Thursday, November 12, 2009

A change of attitude toward change

I walked into Starbucks today at 6.15 am as I do nearly every morning after my workout.

And right away, I noticed: Everything had been changed: there were new tables, including one huge one. Bars had put in with bar stools. New lighting installed. The walls are being repainted.
(Fortunately, my friends who work there were still behind the counter.)

What was going on? I wondered. Whatever it was, I thought, I didn't like it. For an instant, I thought I'd go back to Panera tomorrow morning.

Now, I understand what people in the church, particularly the Episcopal Church, are experiencing. The church is being refurnished and redecorated, theologically and in other ways. The Episcopal Church isn't what it used to be. And we feel unsettled.

We want the church to be that unchanging institution in our lives. We crave the familiar words of that worship we grew up with, be it the 1928 Prayer Book, even the 1979 Prayer Book. We might say we liked it when Episcopal priests were men, not also women.

And female bishops? Well, let's not talk about that or about the gay bishop of New Hampshire or the the blessing of same gender unions. What will be next?

I understand. I really do.

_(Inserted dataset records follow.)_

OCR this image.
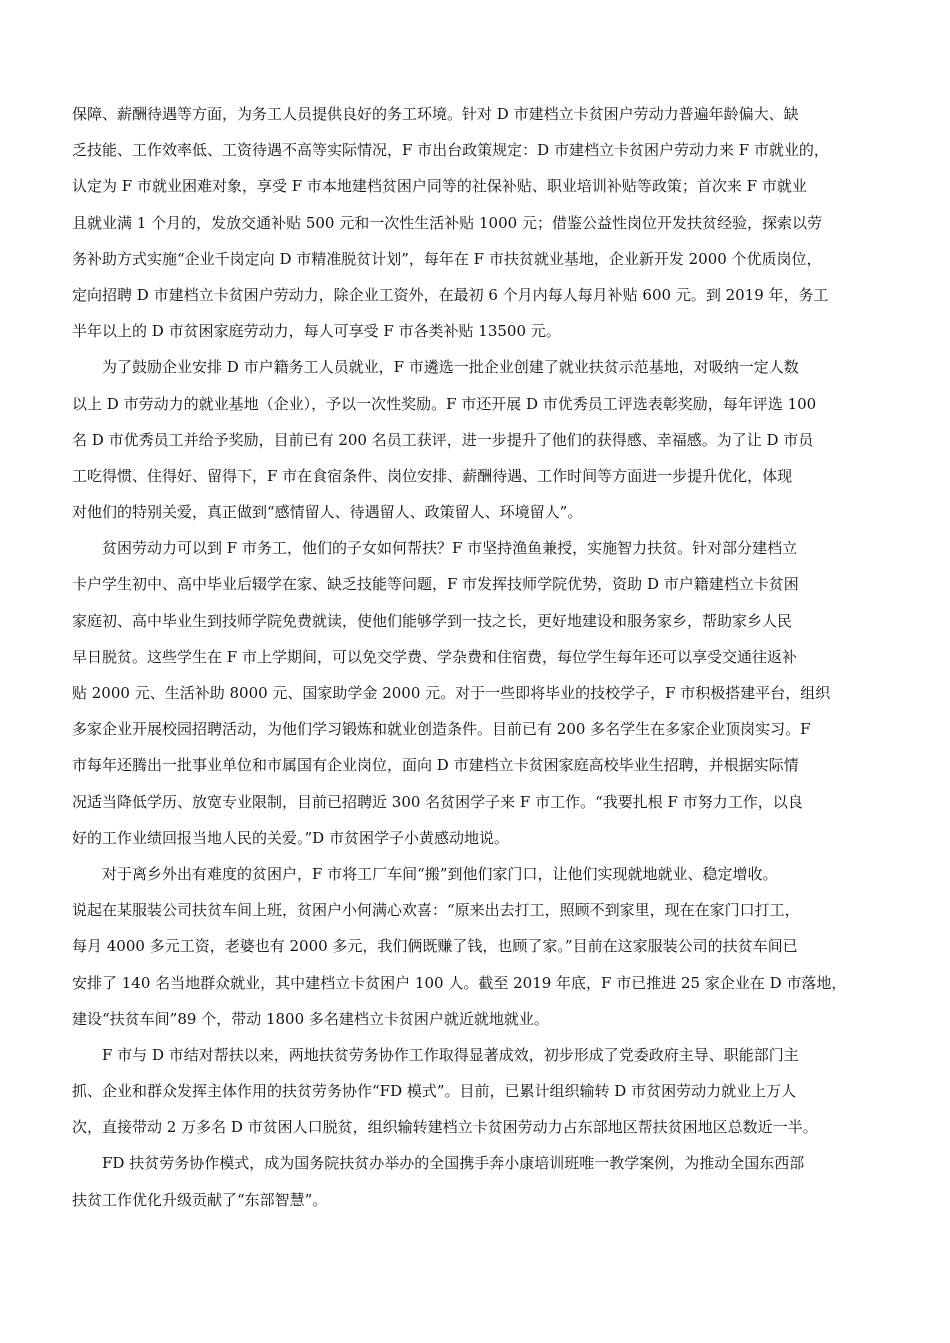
保障、薪酬待遇等方面，为务工人员提供良好的务工环境。针对 D 市建档立卡贫困户劳动力普遍年龄偏大、缺
乏技能、工作效率低、工资待遇不高等实际情况，F 市出台政策规定：D 市建档立卡贫困户劳动力来 F 市就业的，
认定为 F 市就业困难对象，享受 F 市本地建档贫困户同等的社保补贴、职业培训补贴等政策；首次来 F 市就业
且就业满 1 个月的，发放交通补贴 500 元和一次性生活补贴 1000 元；借鉴公益性岗位开发扶贫经验，探索以劳
务补助方式实施“企业千岗定向 D 市精准脱贫计划”，每年在 F 市扶贫就业基地，企业新开发 2000 个优质岗位，
定向招聘 D 市建档立卡贫困户劳动力，除企业工资外，在最初 6 个月内每人每月补贴 600 元。到 2019 年，务工
半年以上的 D 市贫困家庭劳动力，每人可享受 F 市各类补贴 13500 元。
为了鼓励企业安排 D 市户籍务工人员就业，F 市遴选一批企业创建了就业扶贫示范基地，对吸纳一定人数
以上 D 市劳动力的就业基地（企业），予以一次性奖励。F 市还开展 D 市优秀员工评选表彰奖励，每年评选 100
名 D 市优秀员工并给予奖励，目前已有 200 名员工获评，进一步提升了他们的获得感、幸福感。为了让 D 市员
工吃得惯、住得好、留得下，F 市在食宿条件、岗位安排、薪酬待遇、工作时间等方面进一步提升优化，体现
对他们的特别关爱，真正做到“感情留人、待遇留人、政策留人、环境留人”。
贫困劳动力可以到 F 市务工，他们的子女如何帮扶？F 市坚持渔鱼兼授，实施智力扶贫。针对部分建档立
卡户学生初中、高中毕业后辍学在家、缺乏技能等问题，F 市发挥技师学院优势，资助 D 市户籍建档立卡贫困
家庭初、高中毕业生到技师学院免费就读，使他们能够学到一技之长，更好地建设和服务家乡，帮助家乡人民
早日脱贫。这些学生在 F 市上学期间，可以免交学费、学杂费和住宿费，每位学生每年还可以享受交通往返补
贴 2000 元、生活补助 8000 元、国家助学金 2000 元。对于一些即将毕业的技校学子，F 市积极搭建平台，组织
多家企业开展校园招聘活动，为他们学习锻炼和就业创造条件。目前已有 200 多名学生在多家企业顶岗实习。F
市每年还腾出一批事业单位和市属国有企业岗位，面向 D 市建档立卡贫困家庭高校毕业生招聘，并根据实际情
况适当降低学历、放宽专业限制，目前已招聘近 300 名贫困学子来 F 市工作。“我要扎根 F 市努力工作，以良
好的工作业绩回报当地人民的关爱。”D 市贫困学子小黄感动地说。
对于离乡外出有难度的贫困户，F 市将工厂车间“搬”到他们家门口，让他们实现就地就业、稳定增收。
说起在某服装公司扶贫车间上班，贫困户小何满心欢喜：“原来出去打工，照顾不到家里，现在在家门口打工，
每月 4000 多元工资，老婆也有 2000 多元，我们俩既赚了钱，也顾了家。”目前在这家服装公司的扶贫车间已
安排了 140 名当地群众就业，其中建档立卡贫困户 100 人。截至 2019 年底，F 市已推进 25 家企业在 D 市落地，
建设“扶贫车间”89 个，带动 1800 多名建档立卡贫困户就近就地就业。
F 市与 D 市结对帮扶以来，两地扶贫劳务协作工作取得显著成效，初步形成了党委政府主导、职能部门主
抓、企业和群众发挥主体作用的扶贫劳务协作“FD 模式”。目前，已累计组织输转 D 市贫困劳动力就业上万人
次，直接带动 2 万多名 D 市贫困人口脱贫，组织输转建档立卡贫困劳动力占东部地区帮扶贫困地区总数近一半。
FD 扶贫劳务协作模式，成为国务院扶贫办举办的全国携手奔小康培训班唯一教学案例，为推动全国东西部
扶贫工作优化升级贡献了“东部智慧”。
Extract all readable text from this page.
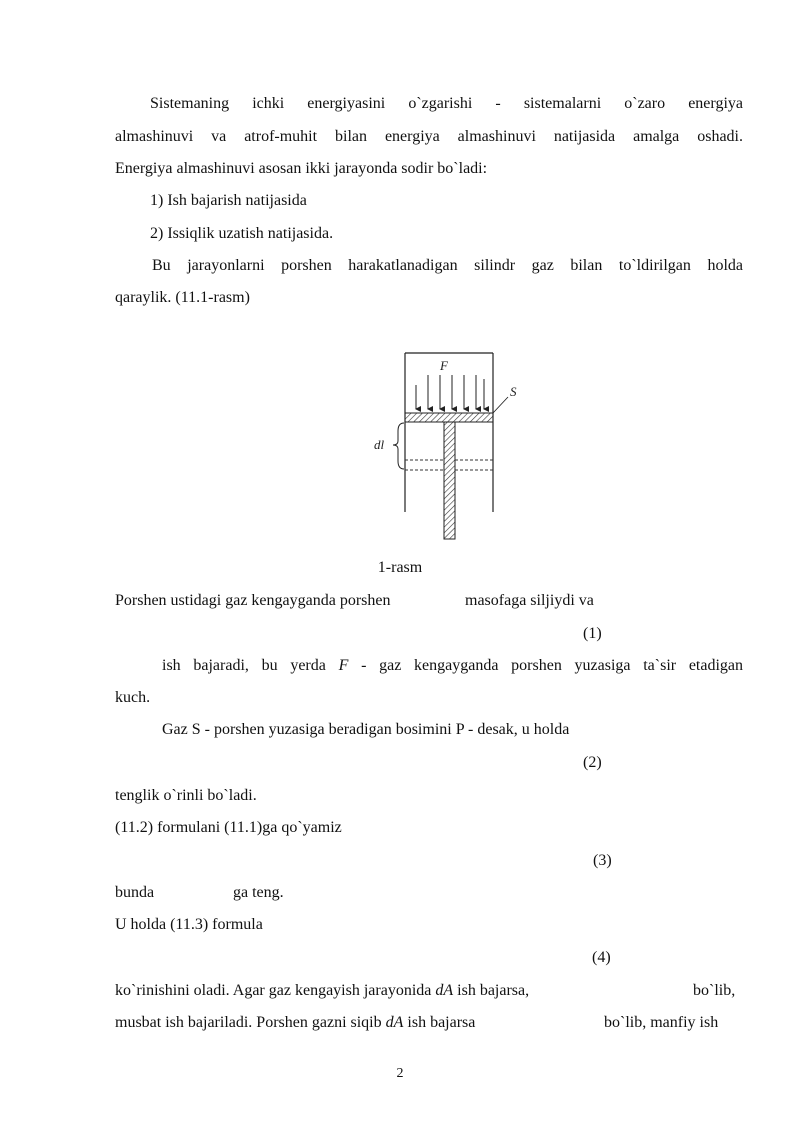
Sistemaning ichki energiyasini o`zgarishi - sistemalarni o`zaro energiya
almashinuvi va atrof-muhit bilan energiya almashinuvi natijasida amalga oshadi.
Energiya almashinuvi asosan ikki jarayonda sodir bo`ladi:
1) Ish bajarish natijasida
2) Issiqlik uzatish natijasida.
Bu jarayonlarni porshen harakatlanadigan silindr gaz bilan to`ldirilgan holda
qaraylik. (11.1-rasm)
F
S
dl
1-rasm
Porshen ustidagi gaz kengayganda porshen	masofaga siljiydi va
(1)
ish bajaradi, bu yerda F - gaz kengayganda porshen yuzasiga ta`sir etadigan
kuch.
Gaz S - porshen yuzasiga beradigan bosimini P - desak, u holda
(2)
tenglik o`rinli bo`ladi.
(11.2) formulani (11.1)ga qo`yamiz
(3)
bunda	ga teng.
U holda (11.3) formula
(4)
ko`rinishini oladi. Agar gaz kengayish jarayonida dA ish bajarsa,	bo`lib,
musbat ish bajariladi. Porshen gazni siqib dA ish bajarsa	bo`lib, manfiy ish
2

We humans want everything to stay the same. It's secure that way and safe. And predictable, like sitting in the same pew at the Sunday Eucharist. We can always count on our place being available.

But it's also unrealistic. Everything changes. Nothing stays the same--in families, at work, in government and politics (We now have an African-American president), in our neighborhoods and cities, in the church.

Darwin found that only a species that adapts and evolves survives; otherwise, it dies.

So it is with institutions, including the church. I remember a debate I had with a retired Member of Parliament when I was in England one summer--this debate occurred in his home, not on the floor of Commons--and I said, "Why not let women be priests, even bishops? Your Prime Minister is a woman, after all?"

"Yes, but that's different," he said, unable to tell me exactly how.

The Episcopal Church is changing, because the world we serve is changing. And we either adapt, seeking to minister to others in Christ's name, or we cling to the past and perish in irrelevance and insignificance.

So, I'll go back to Starbucks tomorrow morning. I'll mutter for awhile about the changes in furnishings and decor. But I'll get used to the changes and, if my experience with change is any measure, I'll even come to like them one day.

And, of course, I won't want anything to change.